In so choosing, Jesus, the Word of God made flesh, experiences all that we do: birth, joy and happiness, suffering, pain and death, all because God so loved the world that He gave us His only Son. And this God, through the life and teaching of Jesus, tells us that we should love one another as He loves us! We should be willing to give ourselves away for the sake of others as Jesus gives himself away for the life of the world.
I can understand being somewhat fearful of all the implications of this wonderful and sacred event. The sweet, gentle baby born in the humblest of circumstances will grow up to present a challenge to us to participate fully in the building up of the Kingdom of God by being people who will sacrifice much to achieve this end.
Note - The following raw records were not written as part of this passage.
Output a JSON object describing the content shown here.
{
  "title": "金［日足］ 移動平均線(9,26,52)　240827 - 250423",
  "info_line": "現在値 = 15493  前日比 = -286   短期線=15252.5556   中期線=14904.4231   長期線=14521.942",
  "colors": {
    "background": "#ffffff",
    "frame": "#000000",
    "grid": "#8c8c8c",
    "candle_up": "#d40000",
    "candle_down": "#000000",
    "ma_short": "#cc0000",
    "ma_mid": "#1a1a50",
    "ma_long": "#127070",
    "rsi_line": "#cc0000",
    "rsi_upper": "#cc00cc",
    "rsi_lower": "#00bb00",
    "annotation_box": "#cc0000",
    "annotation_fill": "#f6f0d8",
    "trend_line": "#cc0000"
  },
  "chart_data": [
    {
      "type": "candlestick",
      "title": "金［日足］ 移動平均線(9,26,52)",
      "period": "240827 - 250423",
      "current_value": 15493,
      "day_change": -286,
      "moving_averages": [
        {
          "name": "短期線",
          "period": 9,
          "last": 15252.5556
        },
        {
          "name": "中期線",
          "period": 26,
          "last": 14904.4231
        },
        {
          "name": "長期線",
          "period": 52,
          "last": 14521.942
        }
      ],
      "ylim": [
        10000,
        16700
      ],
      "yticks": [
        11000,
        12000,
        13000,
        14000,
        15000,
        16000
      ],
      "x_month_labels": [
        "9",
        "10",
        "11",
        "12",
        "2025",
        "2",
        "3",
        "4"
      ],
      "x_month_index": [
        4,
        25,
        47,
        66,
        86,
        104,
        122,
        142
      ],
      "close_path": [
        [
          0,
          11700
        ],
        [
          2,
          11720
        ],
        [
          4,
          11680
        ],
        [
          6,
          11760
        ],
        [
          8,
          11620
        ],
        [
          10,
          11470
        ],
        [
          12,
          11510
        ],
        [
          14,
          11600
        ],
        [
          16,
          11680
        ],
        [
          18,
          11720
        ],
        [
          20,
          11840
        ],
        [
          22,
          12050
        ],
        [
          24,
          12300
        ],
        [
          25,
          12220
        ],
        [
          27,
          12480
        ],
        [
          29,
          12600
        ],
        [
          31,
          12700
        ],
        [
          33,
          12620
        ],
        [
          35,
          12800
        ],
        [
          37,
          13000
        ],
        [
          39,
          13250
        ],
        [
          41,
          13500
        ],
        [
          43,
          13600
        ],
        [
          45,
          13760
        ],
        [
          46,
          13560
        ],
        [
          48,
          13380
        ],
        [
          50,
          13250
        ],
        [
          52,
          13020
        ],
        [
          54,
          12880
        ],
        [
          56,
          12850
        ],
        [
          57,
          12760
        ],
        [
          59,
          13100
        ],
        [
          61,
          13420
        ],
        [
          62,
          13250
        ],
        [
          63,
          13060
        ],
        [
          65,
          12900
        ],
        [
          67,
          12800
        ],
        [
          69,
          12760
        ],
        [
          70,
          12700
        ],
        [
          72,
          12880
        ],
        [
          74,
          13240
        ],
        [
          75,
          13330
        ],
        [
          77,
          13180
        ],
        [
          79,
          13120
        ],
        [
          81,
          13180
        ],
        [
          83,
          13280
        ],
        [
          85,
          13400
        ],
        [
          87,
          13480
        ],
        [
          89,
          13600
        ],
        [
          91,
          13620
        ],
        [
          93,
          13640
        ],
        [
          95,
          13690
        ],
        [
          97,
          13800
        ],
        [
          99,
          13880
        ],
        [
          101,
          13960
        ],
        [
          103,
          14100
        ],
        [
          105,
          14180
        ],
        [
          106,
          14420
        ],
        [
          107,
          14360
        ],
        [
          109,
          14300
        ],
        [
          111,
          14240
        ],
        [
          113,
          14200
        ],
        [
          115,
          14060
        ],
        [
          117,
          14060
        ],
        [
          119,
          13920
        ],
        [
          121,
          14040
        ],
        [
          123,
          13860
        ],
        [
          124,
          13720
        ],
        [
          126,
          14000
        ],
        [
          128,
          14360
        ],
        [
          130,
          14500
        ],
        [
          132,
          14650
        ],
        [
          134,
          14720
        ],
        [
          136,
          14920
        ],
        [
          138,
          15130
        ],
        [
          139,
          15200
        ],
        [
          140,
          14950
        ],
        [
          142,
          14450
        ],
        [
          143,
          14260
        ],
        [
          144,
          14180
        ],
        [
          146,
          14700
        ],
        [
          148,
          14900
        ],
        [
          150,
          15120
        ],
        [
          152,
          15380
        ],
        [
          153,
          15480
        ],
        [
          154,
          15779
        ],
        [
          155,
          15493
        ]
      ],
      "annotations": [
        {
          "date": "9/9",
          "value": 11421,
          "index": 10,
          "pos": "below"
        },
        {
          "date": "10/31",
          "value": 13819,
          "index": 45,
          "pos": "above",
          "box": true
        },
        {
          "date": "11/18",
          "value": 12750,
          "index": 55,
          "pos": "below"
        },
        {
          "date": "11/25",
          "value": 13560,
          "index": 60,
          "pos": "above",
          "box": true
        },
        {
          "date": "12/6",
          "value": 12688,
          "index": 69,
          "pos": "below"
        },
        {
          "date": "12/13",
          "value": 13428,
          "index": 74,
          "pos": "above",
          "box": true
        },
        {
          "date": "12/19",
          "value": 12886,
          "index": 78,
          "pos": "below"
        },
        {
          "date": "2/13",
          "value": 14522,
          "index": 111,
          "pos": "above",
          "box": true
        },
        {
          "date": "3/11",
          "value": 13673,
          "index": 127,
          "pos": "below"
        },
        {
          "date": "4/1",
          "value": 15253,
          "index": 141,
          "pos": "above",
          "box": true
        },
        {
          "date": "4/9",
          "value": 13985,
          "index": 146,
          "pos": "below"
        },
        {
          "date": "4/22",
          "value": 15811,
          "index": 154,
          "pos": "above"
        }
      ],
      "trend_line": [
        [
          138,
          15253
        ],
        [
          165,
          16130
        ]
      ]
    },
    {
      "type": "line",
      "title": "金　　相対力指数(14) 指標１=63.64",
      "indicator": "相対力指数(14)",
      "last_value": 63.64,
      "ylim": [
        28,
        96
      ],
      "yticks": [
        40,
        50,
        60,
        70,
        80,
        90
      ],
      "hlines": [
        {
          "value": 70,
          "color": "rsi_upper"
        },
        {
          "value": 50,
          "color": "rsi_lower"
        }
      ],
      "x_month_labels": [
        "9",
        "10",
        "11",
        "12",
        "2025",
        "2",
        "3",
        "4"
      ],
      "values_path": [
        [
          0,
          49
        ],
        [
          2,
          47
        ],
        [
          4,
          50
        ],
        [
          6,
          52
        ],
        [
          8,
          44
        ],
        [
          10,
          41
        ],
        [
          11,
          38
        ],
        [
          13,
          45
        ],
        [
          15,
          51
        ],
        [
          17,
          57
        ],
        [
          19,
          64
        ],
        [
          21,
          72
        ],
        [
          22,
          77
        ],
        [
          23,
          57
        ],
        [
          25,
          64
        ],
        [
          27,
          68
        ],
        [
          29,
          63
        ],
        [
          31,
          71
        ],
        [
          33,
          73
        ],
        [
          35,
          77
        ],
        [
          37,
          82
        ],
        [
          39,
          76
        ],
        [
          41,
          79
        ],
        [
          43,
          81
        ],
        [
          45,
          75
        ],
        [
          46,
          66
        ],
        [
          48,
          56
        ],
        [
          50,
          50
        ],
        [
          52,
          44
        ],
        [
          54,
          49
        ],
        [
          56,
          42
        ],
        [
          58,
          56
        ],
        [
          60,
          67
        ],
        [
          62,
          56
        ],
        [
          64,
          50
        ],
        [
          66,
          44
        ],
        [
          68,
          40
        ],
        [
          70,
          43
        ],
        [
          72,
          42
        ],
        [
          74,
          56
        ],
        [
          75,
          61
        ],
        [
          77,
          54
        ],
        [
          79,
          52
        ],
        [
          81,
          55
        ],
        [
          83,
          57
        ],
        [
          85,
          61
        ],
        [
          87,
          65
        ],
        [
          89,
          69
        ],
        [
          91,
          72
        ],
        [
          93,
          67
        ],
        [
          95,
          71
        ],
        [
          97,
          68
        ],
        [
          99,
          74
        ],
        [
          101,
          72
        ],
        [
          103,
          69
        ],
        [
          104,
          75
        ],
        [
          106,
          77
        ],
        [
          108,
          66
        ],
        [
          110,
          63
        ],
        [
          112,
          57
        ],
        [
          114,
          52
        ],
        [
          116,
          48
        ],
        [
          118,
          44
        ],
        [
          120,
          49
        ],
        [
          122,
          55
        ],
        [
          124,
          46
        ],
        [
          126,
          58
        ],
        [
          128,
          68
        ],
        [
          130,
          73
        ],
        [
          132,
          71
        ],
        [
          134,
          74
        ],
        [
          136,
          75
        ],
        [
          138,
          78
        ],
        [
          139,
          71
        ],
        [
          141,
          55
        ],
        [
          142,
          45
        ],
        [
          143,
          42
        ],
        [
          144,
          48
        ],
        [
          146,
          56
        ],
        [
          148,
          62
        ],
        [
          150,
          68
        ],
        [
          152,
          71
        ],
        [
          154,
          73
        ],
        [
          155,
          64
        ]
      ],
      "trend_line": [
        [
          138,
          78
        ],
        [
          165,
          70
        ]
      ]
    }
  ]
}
There is a Christmas carol that asks the question: “Mary did you know that this child you would deliver will soon deliver you? Did you know that He would save our sons and daughters? Did you know that your baby boy will give sight to the blind? The dumb will speak, the lame will walk, the deaf will hear, the dead will live again. Mary did you know?” Did any one know?
But they all knew that somehow God was breaking into our world and the angels proclaimed that there was nothing to be fearful of; we should rejoice and be glad as we sing God’s praises and realize that human life would never again be the same. He shows us that vulnerability and human weakness is to be embraced with trust and confidence that God is indeed with us—Emmanuel.
The Child encourages us to trust Him; to acknowledge our own weakness; and to recognize that without His help we cannot survive and that joined to Him, love and peace will be given a chance. This Christmas, may we all be blessed with the faith that will recognize Him in the poverty of our own lives as Mary and Joseph, the angels, shepherds and the wise men recognized Him in the poverty of Bethlehem. And may we too heed the words of the angels: do not be afraid; this day we bring you tidings of great joy.
Merry Christmas and the choicest of God’s blessings in 2010!